I hope you have a great climb 🙂
Steph


7 responses to “Vegan Fast and Light”

  1. Anonymous says:

    High five, fellow vegan climber! Love your posts!

  2. Anonymous says:

    Thanks Natasha!

  3. Justin’s almond butter also sells it in small 1-ration pouches that are really handy to stuff in your pack. I just tear a corner and eat it straight from the pack as a high energy food. You can also make your own mix of raw nuts and chopped dried dates, the nutritional value of raw nuts is far superior to the roasted ones!

  4. Anonymous says:

    I have seen those packs, good idea!

  5. Paul says:

    For dinner, whole wheat couscous, textured vegetable protein, nutritional yeast and other spices are light, compact, and vegan. Carry in a ziplock, then mix with hot water and combine with olive oil (carried in a nalgene bottle), and I’ve stuffed 7000+ calories per day (I’m a big guy…)  into 2 pounds per day of food. Prep time is about as long as it takes to heat water.

  6. Derek says:

    Double high 5 to Natasha and Steph for being vegan climbers! I am really interested to hear what you eat on car camping road trips, or at least some recommendations. I am new to  eating vegan and am planning a trip to Bishop in March. I wanna do it 100% vegan and need help!
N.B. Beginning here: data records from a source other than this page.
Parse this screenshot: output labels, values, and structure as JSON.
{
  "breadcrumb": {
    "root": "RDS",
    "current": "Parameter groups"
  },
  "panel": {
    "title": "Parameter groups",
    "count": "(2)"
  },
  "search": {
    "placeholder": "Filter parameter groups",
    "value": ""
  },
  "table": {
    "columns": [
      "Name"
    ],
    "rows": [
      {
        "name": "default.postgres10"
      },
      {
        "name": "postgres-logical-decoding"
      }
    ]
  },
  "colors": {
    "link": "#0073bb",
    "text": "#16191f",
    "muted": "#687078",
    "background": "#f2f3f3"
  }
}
    I follow your blog too Natasha for inspiration. I think you wrote that you were working on a post about road tripping vegan? Would love to hear and get ideas from both you and Steph!

  7. steph davis says:

    Hi Derek, being vegan on a roadtrip is actually the easiest thing you can do, because mostly what spoils in your cooler is meat or dairy products. I recommend finding a good powdered soymilk that you like, and keeping that in your foodbox for eating with granola and adding to coffee. Almond butter is a great staple, as is peanut butter. My biggest tip is to aways buy block ice, not cube, and keep a few veggies and some tofu in your cooler. Usually if you buy for two-three days, that puts you on schedule with a rest day for restocking on perishables. In your regular food box, you can keep things like pasta, tasty bites, soup cups, almond butter, small boxes of soymilk, bars, dry fruit, etc. I always like to keep a bag of sundried tomatoes in there too.